The development, which plans for some commercial and light industrial but is mostly residential, would straddle the Union Pacific Railroad tracks on the east side of town, between Route 38 and Hughes Road.

Monday night, opponents again asked the board to reject the plan. They fear the real estate market can’t absorb the nearly 2,000 housing units planned, and suggested the village concentrate on getting empty lots in the Blackberry Creek subdivision built first, and help residents of foreclosed homes throughout the village. They fear their property taxes will increase to provide services, such as utilities and schools, for the new development.

Trustee William Grabarek has said previously he feels the village is being held “hostage” by the Anderson Road extension and bridge component, in which the developer is willingly selling land for the right of way to Kane County. Anderson would bisect the development, and the developer considers the Anderson extension key to the development.

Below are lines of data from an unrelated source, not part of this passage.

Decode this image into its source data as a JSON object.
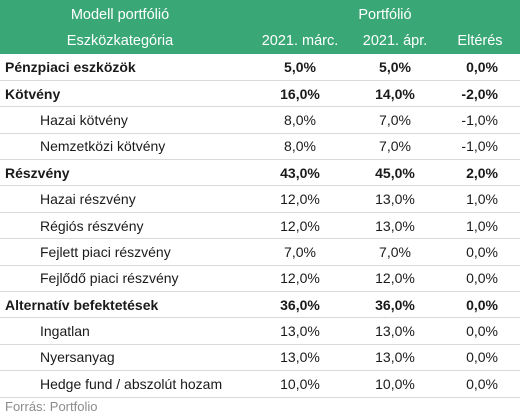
{
  "header": {
    "row1": {
      "label": "Modell portfólió",
      "group": "Portfólió"
    },
    "row2": {
      "label": "Eszközkategória",
      "col1": "2021. márc.",
      "col2": "2021. ápr.",
      "col3": "Eltérés"
    }
  },
  "rows": [
    {
      "name": "Pénzpiaci eszközök",
      "marc": "5,0%",
      "apr": "5,0%",
      "diff": "0,0%"
    },
    {
      "name": "Kötvény",
      "marc": "16,0%",
      "apr": "14,0%",
      "diff": "-2,0%"
    },
    {
      "name": "Hazai kötvény",
      "marc": "8,0%",
      "apr": "7,0%",
      "diff": "-1,0%"
    },
    {
      "name": "Nemzetközi kötvény",
      "marc": "8,0%",
      "apr": "7,0%",
      "diff": "-1,0%"
    },
    {
      "name": "Részvény",
      "marc": "43,0%",
      "apr": "45,0%",
      "diff": "2,0%"
    },
    {
      "name": "Hazai részvény",
      "marc": "12,0%",
      "apr": "13,0%",
      "diff": "1,0%"
    },
    {
      "name": "Régiós részvény",
      "marc": "12,0%",
      "apr": "13,0%",
      "diff": "1,0%"
    },
    {
      "name": "Fejlett piaci részvény",
      "marc": "7,0%",
      "apr": "7,0%",
      "diff": "0,0%"
    },
    {
      "name": "Fejlődő piaci részvény",
      "marc": "12,0%",
      "apr": "12,0%",
      "diff": "0,0%"
    },
    {
      "name": "Alternatív befektetések",
      "marc": "36,0%",
      "apr": "36,0%",
      "diff": "0,0%"
    },
    {
      "name": "Ingatlan",
      "marc": "13,0%",
      "apr": "13,0%",
      "diff": "0,0%"
    },
    {
      "name": "Nyersanyag",
      "marc": "13,0%",
      "apr": "13,0%",
      "diff": "0,0%"
    },
    {
      "name": "Hedge fund / abszolút hozam",
      "marc": "10,0%",
      "apr": "10,0%",
      "diff": "0,0%"
    }
  ],
  "source": "Forrás: Portfolio",
  "colors": {
    "header_bg": "#3aa876",
    "header_text": "#ffffff",
    "source_text": "#8c8c8c"
  }
}
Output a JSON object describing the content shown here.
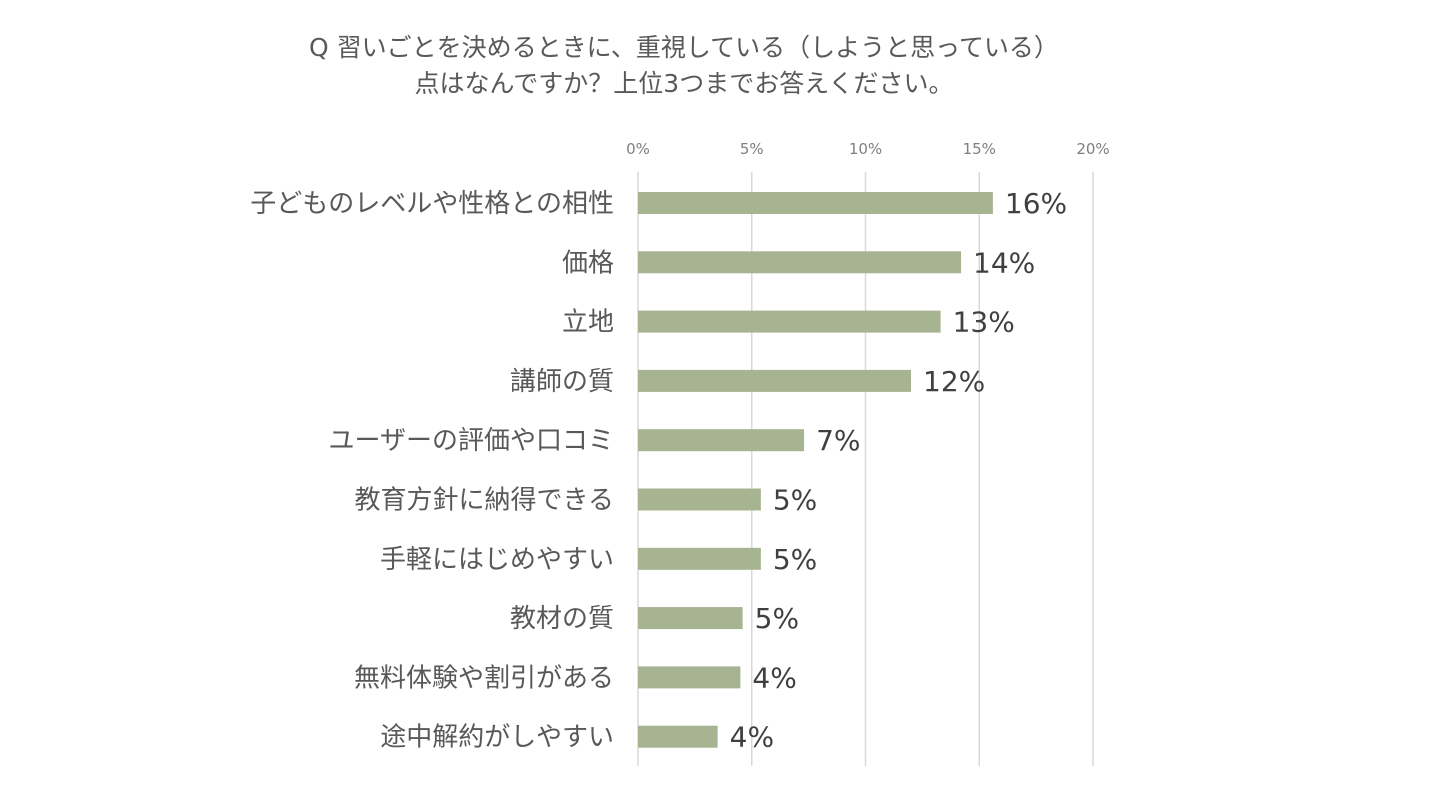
{
  "chart_data": {
    "type": "bar",
    "orientation": "horizontal",
    "title": "Q 習いごとを決めるときに、重視している（しようと思っている）点はなんですか？上位3つまでお答えください。",
    "title_lines": [
      "Q 習いごとを決めるときに、重視している（しようと思っている）",
      "点はなんですか？上位3つまでお答えください。"
    ],
    "xlabel": "",
    "ylabel": "",
    "xlim": [
      0,
      20
    ],
    "x_ticks": [
      0,
      5,
      10,
      15,
      20
    ],
    "x_tick_labels": [
      "0%",
      "5%",
      "10%",
      "15%",
      "20%"
    ],
    "x_axis_position": "top",
    "grid": true,
    "legend": "none",
    "bar_color": "#a6b491",
    "categories": [
      "子どものレベルや性格との相性",
      "価格",
      "立地",
      "講師の質",
      "ユーザーの評価や口コミ",
      "教育方針に納得できる",
      "手軽にはじめやすい",
      "教材の質",
      "無料体験や割引がある",
      "途中解約がしやすい"
    ],
    "values": [
      15.6,
      14.2,
      13.3,
      12.0,
      7.3,
      5.4,
      5.4,
      4.6,
      4.5,
      3.5
    ],
    "value_labels": [
      "16%",
      "14%",
      "13%",
      "12%",
      "7%",
      "5%",
      "5%",
      "5%",
      "4%",
      "4%"
    ]
  }
}
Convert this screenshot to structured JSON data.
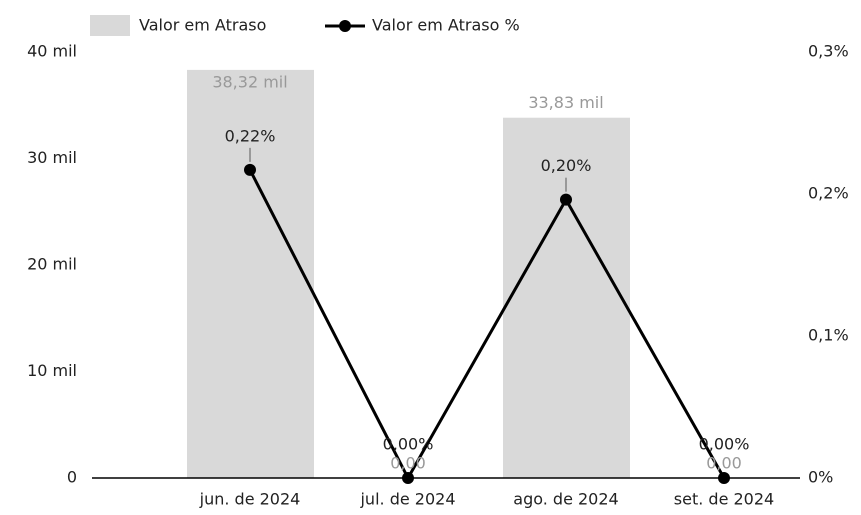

Grabarek would prefer that the bridge be built first and then have the village consider what to develop around it. He also thinks a vote should be postponed until after the village adopts an updated comprehensive land use plan.

Some residents who oppose the development have questioned why Kane County hasn’t taken land for the bridge through condemnation. In June the county board authorized the chairman to execute purchase contracts, totaling about $2.15 million, for the rights of way on various parcels. If the contracts were done this summer, the county had hoped to begin construction in the fall.

If the annexation is denied and the land isn’t developed, the county could still take the land by eminent domain, Anderson said. And the delay in the vote “does nothing as far as holding back progress on the bridge,” he said.